Ein weiterer Schwerpunkt des Videos ist Coultharts Forderung nach einer ernsthaften Untersuchung mutmaßlicher Bergungs- und Reverse-Engineering-Programme durch den US-Kongress. Er verweist dabei auf Personen wie David Grusch, Jay Stratton, Eric Davis und James Lacatski, die seiner Darstellung nach Kenntnisse über entsprechende Vorgänge behauptet hätten. Coulthart kritisiert, dass die entscheidende Frage nach geborgener nichtmenschlicher Technologie und möglichen geheimen Programmen politisch nicht konsequent genug verfolgt werde.

Auf Fragen zu Whistleblowern sagt Coulthart, viele Insider würden nicht nur aus Angst vor Strafverfahren schweigen. Aus seiner Sicht sei der Verlust von Sicherheitsfreigaben und damit der beruflichen Existenz oft das größere Risiko. Deshalb brauche es aus seiner Sicht stärkere gesetzliche Schutzmechanismen für Hinweisgeber.

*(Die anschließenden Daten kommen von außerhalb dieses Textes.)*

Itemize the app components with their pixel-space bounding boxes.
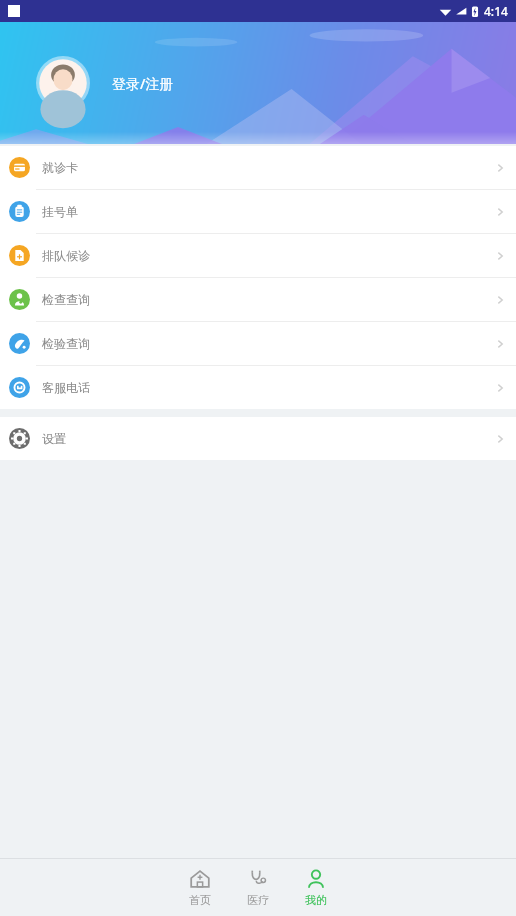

Weitere Themen des Videos sind die Rolle des Skeptikers Michael Shermer in einem wissenschaftlichen UAP-Beratungsgremium, mögliche Interessen nichtmenschlicher Intelligenzen an Erde, Umwelt, Kunst oder Musik sowie elektromagnetische Frequenzen, die Coulthart mit UAP-Phänomenen in Verbindung bringt. Öffentlich bekannt sei nach seinen Worten unter anderem die Frequenz 1,6 GHz, die im Zusammenhang mit Skinwalker-Ranch-Untersuchungen genannt werde. Weitere Frequenzen wolle er nicht öffentlich nennen.

Damit stehen in den beiden verlinkten Quellen zwei Ebenen nebeneinander: Die Daily Mail berichtet über einen konkreten Vermisstenfall und verweist auf angebliche Bezüge zu Quantenforschung in Los Alamos. Coulthart ordnet im Video die UAP-Debatte, Elizondos Rolle und den politischen Umgang mit mutmaßlichen Geheimprogrammen ein. Belegt wird in den Quellen vor allem, wer was berichtet oder behauptet. Ob die weitergehenden Deutungen zutreffen, bleibt nach dem vorliegenden Material offen.